# Fattie Morning



## Paymaster (Jan 22, 2009)

Cooking these for some friends.


----------



## Paymaster (Jan 22, 2009)

Getting Close to done.


----------



## ez2cdave (Oct 13, 2008)

a.k.a. - The "Bacon Explosion" . . . Those look GREAT ! ! !


----------



## Paymaster (Jan 22, 2009)

Done!!!!

Not exactly Bacon Explosion. No bacon internal.


----------



## ez2cdave (Oct 13, 2008)

Paymaster said:


> Not exactly Bacon Explosion. No bacon internal.

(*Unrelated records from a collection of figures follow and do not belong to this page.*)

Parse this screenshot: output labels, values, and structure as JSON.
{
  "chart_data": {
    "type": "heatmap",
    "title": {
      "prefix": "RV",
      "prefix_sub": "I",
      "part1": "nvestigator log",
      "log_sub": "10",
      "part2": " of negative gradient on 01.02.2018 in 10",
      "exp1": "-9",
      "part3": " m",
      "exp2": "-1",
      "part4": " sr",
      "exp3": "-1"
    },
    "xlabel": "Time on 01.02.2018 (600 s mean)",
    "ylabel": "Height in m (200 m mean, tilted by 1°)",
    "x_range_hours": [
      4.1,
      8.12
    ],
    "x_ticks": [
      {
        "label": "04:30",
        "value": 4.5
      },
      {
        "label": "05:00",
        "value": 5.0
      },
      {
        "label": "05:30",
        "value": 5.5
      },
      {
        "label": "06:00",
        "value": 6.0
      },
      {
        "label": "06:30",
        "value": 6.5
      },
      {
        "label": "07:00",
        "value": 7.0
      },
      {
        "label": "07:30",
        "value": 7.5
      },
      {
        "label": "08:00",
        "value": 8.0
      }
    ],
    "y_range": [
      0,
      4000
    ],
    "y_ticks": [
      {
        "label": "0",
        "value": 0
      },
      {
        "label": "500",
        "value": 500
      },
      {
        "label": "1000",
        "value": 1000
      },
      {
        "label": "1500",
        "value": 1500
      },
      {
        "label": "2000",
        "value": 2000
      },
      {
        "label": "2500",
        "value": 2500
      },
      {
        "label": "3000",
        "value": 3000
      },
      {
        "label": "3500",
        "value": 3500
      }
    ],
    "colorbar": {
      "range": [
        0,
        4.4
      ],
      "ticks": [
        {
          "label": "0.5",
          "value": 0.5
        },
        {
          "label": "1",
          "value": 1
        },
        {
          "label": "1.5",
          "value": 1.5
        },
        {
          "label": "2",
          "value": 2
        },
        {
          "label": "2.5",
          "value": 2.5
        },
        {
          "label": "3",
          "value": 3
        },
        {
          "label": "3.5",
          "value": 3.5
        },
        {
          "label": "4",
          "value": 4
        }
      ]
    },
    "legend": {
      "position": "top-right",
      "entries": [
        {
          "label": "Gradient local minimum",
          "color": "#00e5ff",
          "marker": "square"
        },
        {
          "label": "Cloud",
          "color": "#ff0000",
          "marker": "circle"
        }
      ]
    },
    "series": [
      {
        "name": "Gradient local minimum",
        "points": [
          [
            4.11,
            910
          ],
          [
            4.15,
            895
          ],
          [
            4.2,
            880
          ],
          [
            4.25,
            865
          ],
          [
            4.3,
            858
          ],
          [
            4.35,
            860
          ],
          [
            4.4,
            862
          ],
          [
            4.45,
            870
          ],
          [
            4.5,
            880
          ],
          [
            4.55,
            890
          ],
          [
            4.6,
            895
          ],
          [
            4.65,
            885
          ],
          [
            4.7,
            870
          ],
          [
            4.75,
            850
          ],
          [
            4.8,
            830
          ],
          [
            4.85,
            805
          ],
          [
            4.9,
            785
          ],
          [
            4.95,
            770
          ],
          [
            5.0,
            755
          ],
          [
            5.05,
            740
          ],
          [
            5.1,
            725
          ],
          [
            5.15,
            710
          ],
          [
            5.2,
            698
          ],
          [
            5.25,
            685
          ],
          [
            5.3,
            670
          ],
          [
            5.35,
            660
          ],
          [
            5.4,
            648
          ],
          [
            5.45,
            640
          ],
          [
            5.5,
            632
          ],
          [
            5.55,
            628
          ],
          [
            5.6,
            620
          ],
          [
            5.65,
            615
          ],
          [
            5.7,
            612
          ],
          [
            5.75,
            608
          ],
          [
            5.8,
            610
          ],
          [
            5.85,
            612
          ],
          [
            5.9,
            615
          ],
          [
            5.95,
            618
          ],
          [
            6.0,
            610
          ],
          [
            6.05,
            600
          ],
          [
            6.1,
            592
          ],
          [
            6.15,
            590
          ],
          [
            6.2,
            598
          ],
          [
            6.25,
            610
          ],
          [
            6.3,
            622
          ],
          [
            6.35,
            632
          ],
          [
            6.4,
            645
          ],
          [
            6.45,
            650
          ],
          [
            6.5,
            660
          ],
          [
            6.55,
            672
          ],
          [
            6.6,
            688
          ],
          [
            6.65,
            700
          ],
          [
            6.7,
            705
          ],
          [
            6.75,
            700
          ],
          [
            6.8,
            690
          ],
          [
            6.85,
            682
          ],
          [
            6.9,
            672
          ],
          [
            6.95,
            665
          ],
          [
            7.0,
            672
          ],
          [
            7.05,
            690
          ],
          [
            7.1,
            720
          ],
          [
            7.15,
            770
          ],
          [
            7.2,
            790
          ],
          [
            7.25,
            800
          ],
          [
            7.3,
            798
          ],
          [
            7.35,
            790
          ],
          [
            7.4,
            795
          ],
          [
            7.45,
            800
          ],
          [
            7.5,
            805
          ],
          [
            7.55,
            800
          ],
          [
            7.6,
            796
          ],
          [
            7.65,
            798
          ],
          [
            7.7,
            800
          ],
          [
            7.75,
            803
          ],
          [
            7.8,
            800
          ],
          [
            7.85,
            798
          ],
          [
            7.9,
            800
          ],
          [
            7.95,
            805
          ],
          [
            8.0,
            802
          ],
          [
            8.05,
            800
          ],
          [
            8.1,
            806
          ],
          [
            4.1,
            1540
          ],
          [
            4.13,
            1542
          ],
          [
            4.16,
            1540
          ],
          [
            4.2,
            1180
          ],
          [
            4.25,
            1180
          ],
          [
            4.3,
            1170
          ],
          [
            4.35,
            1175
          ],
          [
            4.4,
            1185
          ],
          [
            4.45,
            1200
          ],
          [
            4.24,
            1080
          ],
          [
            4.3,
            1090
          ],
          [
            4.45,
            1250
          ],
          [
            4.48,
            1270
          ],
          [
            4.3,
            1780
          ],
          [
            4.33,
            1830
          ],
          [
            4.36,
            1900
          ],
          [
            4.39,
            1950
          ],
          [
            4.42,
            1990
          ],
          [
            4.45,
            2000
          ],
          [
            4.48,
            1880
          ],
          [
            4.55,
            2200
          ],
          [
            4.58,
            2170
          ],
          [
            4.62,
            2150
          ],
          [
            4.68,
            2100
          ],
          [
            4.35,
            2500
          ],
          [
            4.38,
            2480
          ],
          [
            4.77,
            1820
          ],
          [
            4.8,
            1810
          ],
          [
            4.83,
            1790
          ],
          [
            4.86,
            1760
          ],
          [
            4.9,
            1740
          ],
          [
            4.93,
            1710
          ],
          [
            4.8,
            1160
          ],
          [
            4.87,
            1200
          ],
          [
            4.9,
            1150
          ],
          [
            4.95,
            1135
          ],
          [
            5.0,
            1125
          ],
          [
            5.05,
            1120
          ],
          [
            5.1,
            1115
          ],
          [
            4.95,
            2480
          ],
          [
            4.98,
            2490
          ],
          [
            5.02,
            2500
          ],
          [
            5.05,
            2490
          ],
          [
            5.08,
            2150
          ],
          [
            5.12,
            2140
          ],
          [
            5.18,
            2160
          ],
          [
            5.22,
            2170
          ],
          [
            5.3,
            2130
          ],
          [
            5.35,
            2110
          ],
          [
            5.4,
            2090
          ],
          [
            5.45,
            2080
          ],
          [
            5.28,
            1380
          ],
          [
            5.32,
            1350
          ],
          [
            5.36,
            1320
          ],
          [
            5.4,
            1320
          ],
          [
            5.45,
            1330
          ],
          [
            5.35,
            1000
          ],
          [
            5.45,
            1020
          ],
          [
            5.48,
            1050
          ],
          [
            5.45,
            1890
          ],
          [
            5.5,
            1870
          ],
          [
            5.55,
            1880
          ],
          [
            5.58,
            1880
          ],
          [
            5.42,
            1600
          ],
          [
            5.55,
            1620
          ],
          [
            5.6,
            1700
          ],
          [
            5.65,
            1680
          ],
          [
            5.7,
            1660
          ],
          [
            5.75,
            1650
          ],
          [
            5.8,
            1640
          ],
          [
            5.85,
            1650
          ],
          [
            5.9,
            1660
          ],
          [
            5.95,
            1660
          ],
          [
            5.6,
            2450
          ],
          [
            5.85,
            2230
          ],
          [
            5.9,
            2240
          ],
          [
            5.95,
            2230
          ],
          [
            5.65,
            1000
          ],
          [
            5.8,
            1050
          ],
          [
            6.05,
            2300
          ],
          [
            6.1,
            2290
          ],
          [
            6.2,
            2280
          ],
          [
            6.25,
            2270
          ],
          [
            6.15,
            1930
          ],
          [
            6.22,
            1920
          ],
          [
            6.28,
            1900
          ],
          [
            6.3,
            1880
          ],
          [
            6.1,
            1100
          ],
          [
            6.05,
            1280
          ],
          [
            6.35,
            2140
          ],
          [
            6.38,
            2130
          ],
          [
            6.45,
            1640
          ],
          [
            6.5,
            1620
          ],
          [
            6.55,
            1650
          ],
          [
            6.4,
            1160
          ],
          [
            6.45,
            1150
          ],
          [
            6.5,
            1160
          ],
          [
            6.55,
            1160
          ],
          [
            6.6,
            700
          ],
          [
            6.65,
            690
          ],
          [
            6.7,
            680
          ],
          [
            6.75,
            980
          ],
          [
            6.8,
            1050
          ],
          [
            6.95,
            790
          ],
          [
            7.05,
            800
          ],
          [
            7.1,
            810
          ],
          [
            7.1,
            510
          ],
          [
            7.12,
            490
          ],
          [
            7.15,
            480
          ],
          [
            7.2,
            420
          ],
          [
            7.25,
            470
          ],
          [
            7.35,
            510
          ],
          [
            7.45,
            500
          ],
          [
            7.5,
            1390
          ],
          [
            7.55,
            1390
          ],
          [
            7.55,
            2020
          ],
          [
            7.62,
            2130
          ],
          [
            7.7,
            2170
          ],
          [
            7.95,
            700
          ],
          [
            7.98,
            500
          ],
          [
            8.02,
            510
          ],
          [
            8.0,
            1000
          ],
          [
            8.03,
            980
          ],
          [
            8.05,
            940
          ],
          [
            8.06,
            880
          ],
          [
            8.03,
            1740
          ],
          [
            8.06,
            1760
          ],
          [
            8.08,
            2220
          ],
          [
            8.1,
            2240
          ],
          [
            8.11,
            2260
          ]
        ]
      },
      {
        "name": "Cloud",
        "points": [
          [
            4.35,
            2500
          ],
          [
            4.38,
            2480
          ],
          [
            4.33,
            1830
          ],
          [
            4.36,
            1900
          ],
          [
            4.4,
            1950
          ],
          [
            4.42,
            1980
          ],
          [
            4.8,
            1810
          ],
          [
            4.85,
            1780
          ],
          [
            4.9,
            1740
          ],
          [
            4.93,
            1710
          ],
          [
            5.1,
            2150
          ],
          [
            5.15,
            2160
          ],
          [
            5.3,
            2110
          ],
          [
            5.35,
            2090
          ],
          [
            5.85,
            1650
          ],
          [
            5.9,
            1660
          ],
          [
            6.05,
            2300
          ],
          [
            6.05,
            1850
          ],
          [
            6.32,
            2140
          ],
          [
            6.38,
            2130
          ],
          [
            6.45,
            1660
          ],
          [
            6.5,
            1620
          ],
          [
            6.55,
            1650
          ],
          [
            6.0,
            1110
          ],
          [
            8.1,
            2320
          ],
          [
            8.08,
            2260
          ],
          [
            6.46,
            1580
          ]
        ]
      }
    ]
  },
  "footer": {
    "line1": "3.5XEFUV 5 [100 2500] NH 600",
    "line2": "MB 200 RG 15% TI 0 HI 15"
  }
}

So, this is the "Diet Plate Special" version ???

LOL ! ! !


----------



## Bigfisherman (Apr 22, 2005)

Very pretty


----------



## Kenmefish (Apr 21, 2000)

What's in all that bacon?


----------



## Bocefus (Apr 19, 2010)

Hot sausage, cheese and/or hot peppers. These things are the bomb. Check the history on forum, Pay did a tutorial on how to make these things.


----------



## Paymaster (Jan 22, 2009)

I use Tennessee Pride hot breakfast sausage and cheese. Here is the inside of one I did with blue cheese a few months back.


----------



## Kenmefish (Apr 21, 2000)

Looks good, thanks. I am gonna try that for sure.


----------



## Dixiedawg80 (Nov 18, 2013)

Paymaster, is that an egg style cooker your using?


----------



## Paymaster (Jan 22, 2009)

Dixiedawg80 said:


> Paymaster, is that an egg style cooker your using?


Yes,it is an Akorn. Kamado style cooker.


----------